C’est le moment de la vie où tu n’as plus d’autre choix, c’est soit le café au lait immonde de la boulangerie orientale sur un banc du boulevard bruyant, soit la noisette allongée du buraliste chinois au calme dans une futaie urbaine, mais au final, t’as toujours un gobelet plastique moche en CO2 négatif, et comme tu es à Belleville, avant de te poser dans ton oasis matinal, on t’a déjà sur le chemin demandé dix fois « ça va? », j’ai malheureusement l’âge de la clientèle, mais le « tu montes chéri? » d’autre fois était quand même plus drôle, je vais finir par m’imprimer un t-shirt « ça va bien » comme les sweats de Katmandou « no haschisch, no traveller’s, no diamonds »…

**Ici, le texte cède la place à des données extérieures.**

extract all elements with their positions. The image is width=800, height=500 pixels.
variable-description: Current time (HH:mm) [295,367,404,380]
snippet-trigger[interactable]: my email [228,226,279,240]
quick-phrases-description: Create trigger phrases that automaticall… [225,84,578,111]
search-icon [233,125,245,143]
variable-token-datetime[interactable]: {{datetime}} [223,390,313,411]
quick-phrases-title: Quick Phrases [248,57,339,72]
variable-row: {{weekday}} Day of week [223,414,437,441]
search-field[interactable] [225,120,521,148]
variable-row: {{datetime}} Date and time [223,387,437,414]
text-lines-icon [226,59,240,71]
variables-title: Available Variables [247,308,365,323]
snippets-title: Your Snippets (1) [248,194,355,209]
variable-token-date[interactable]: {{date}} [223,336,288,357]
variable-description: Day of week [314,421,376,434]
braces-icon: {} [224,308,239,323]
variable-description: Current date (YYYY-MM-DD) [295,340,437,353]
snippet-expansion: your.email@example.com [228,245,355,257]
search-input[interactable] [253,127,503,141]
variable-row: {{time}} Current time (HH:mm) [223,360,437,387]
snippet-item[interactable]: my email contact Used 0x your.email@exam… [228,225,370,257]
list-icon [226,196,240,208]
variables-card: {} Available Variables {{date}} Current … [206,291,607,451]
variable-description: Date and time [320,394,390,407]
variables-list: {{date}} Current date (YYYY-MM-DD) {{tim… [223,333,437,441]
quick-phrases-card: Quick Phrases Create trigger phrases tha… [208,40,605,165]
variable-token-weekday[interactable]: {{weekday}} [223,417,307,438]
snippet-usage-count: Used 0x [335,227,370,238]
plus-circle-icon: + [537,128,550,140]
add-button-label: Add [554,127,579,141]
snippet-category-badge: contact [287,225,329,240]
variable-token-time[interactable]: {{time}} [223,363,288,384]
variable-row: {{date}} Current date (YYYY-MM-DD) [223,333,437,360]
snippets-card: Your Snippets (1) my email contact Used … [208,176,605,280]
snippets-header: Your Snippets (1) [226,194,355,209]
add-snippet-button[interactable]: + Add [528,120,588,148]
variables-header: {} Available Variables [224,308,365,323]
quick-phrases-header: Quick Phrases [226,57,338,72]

Il n’y a qu’à Saïgon qu’on retrouve un parfum du mystère des terrasses parisiennes encore que les chaises ressemblent plus à des méridiennes et que le café soit trop amer. On comprend alors finalement que Yersin préférât sa jungle et ses éléphants de Nah Trang au triste spectacle des rues puantes de Saïgon, pardon oncle Hô, fils de sous-préfet de tradition confucéenne, je n’est pas changé le nom de cette ville, mais je parle toujours de Mumbaï et jamais de Bombay, et un jour on reviendra à Saïgon car on fini toujours par déboulonner les statues et brûler les idôles, ou sacrifier au couteau de nuit le chef de tribu, Marlon Brando en sait quelque chose… il fallait être complètement barré pour commencer un film de guerre par The End, avec épandage de napalm au soleil couchant, surf sous le bruit des 12.7 et tireur de lance roquette sous acide parce que comme ça il ne rate jamais sa cible de nuit.

This is the end, beautiful end.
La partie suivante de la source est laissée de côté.